Meskipun dalam tataran praktis perbedaan antara keduanya seperti
nampak sederhana dan hanya bersifat teknis, namun secara esensial keduanya mempunyai landasan
epistemologis/filosofis yang sangat berbeda. Penelitian kuantitatif merupakan
pendekatan penelitian yang mewakili paham positivisme, sementara itu penelitian
kualitatif merupakan pendekatan
penelitian yang mewakili paham naturalistik (fenomenologis).
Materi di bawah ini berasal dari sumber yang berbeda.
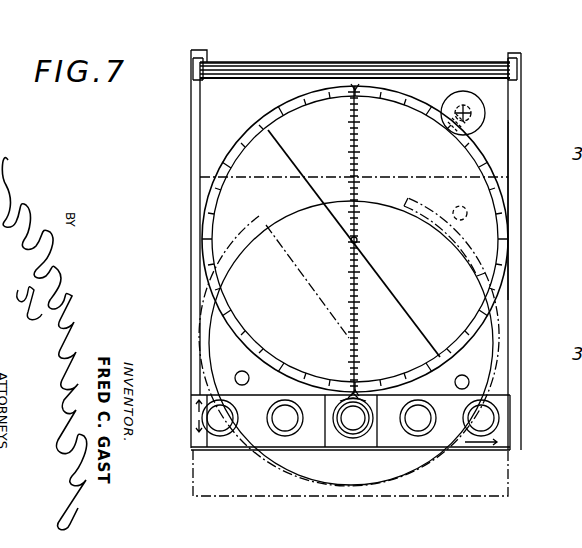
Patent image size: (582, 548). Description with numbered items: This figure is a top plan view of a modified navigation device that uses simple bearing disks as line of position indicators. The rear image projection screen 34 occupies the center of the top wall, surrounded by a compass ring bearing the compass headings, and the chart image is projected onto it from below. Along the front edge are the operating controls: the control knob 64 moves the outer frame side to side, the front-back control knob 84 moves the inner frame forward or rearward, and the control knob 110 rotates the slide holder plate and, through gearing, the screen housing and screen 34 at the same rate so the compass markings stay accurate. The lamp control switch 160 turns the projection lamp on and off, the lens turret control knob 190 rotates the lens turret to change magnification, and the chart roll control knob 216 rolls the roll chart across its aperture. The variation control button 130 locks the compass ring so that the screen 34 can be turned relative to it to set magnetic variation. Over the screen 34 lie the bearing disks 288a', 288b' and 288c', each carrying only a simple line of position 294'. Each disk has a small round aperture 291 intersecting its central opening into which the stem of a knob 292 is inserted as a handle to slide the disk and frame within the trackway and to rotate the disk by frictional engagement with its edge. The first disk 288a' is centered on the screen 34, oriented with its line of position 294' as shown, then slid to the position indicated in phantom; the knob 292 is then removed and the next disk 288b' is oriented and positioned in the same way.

The rear image projection screen 34 is at (260, 203).
The control knob 64 is at (498, 433).
The front-back control knob 84 is at (220, 423).
The control knob 110 is at (357, 437).
The variation control button 130 is at (470, 381).
The lamp control switch 160 is at (288, 428).
The lens turret control knob 190 is at (420, 437).
The chart roll control knob 216 is at (235, 377).
The bearing disk 288a' is at (537, 210).
The bearing disk 288b' is at (267, 49).
The bearing disk 288c' is at (420, 53).
The small round aperture 291 is at (470, 113).
The knob 292 is at (482, 101).
The line of position 294' is at (354, 243).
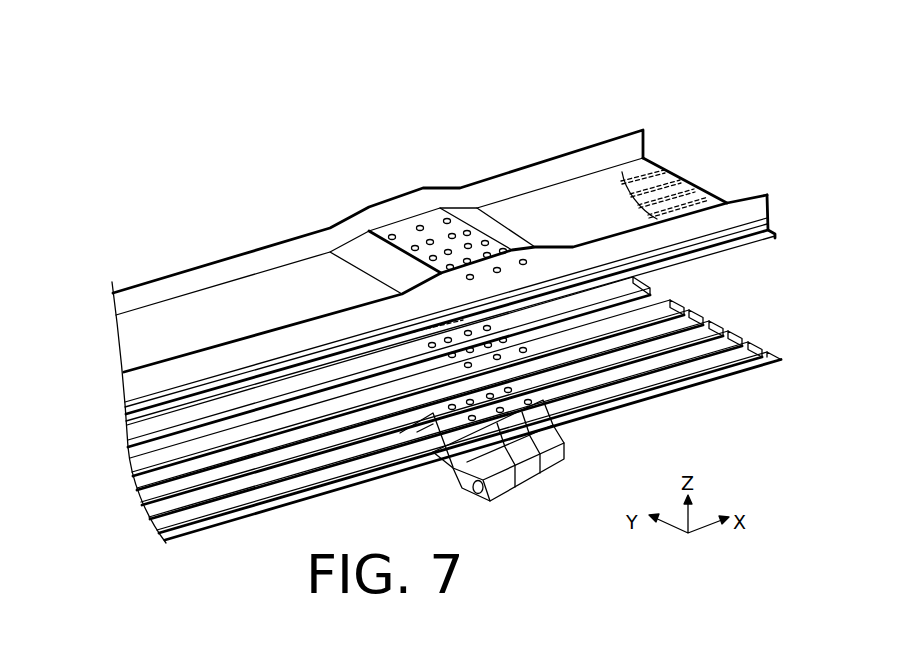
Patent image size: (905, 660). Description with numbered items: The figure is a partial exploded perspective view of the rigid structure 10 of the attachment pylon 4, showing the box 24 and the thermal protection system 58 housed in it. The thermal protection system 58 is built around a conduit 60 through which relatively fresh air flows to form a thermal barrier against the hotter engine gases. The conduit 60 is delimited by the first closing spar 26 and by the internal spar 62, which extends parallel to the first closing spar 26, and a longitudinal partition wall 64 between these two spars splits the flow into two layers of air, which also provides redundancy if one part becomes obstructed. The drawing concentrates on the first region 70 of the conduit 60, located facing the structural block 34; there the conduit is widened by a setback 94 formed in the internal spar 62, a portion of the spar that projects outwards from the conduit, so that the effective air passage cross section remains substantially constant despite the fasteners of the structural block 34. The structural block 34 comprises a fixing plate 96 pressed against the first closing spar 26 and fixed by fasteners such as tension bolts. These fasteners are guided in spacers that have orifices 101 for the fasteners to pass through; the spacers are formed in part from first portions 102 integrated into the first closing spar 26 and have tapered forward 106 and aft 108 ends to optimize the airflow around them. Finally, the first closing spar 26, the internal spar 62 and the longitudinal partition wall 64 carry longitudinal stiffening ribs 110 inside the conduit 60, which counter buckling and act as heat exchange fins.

The box 24 is at (594, 136).
The rigid structure 10 is at (379, 236).
The attachment pylon 4 is at (685, 180).
The thermal protection system 58 is at (432, 251).
The internal spar 62 is at (197, 301).
The setback 94 is at (400, 216).
The conduit 60 is at (729, 259).
The longitudinal stiffening ribs 110 is at (671, 169).
The first closing spar 26 is at (650, 301).
The aft end 108 is at (598, 387).
The orifices 101 is at (553, 397).
The fixing plate 96 is at (543, 429).
The first portions 102 is at (495, 415).
The structural block 34 is at (456, 477).
The forward end 106 is at (455, 453).
The first region 70 is at (441, 432).
The longitudinal partition wall 64 is at (152, 459).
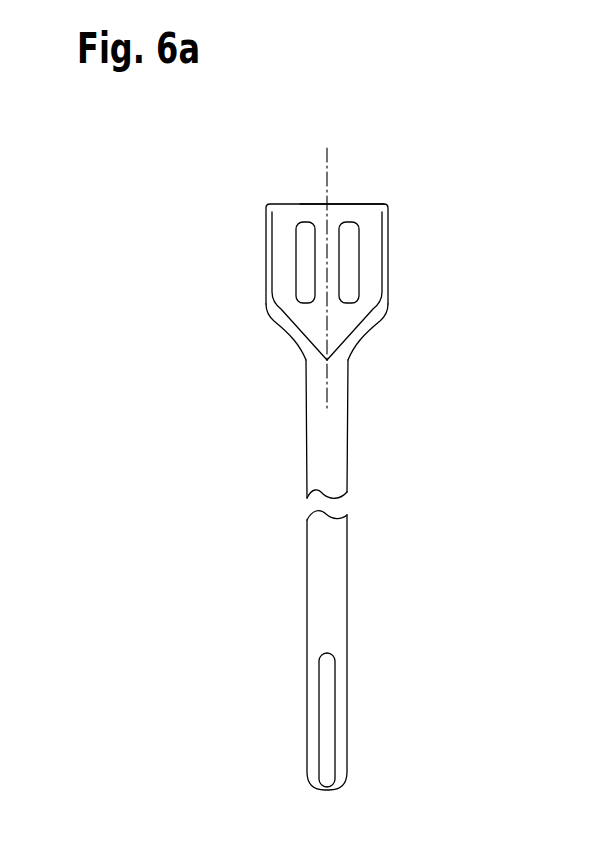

Untuk lebih memahami landasan filosofis kedua
paham tersebut, berikut ini akan diuraiakan secara ringkas kedua aliran faham
tersebut.
1.1. Positivisme
Positivisme merupakan aliran filsafat yang
dinisbahkan/ bersumber dari pemikiran Auguste
Comte seorang folosof yang lahir di Montpellier
Perancis pada tahun 1798, ia seorang yang sangat miskin, hidupnya banyak
mengandalkan sumbangan dari murid dan teman-temannya antara lain dari folosof inggeris John Stuart Mill
(juga seorang akhli ekonomi), ia meninggal pada tahun 1857. meskipun demikian
pemikiran-pemikirannya cukup berpengaruh yang dituangkan dalam
tulisan-tulisannya antara lain Cours de Philosophie Positive (Kursus
filsafat positif) dan Systeme de Politique Positive (Sistem politik
positif).
Salah satu buah pikirannya yang sangat penting dan berpengaruh
adalah tentang tiga tahapan/tingkatan cara berpikir manusia dalam berhadapan
dengan alam semesta yaitu : tingkatan Teologi, tingkatan Metafisik, dan
tingkatan Positif
Tingkatan Teologi (Etat
Theologique). Pada tingkatan ini manusia belum bisa memahami hal-hal yang berkaitan dengan sebab akibat.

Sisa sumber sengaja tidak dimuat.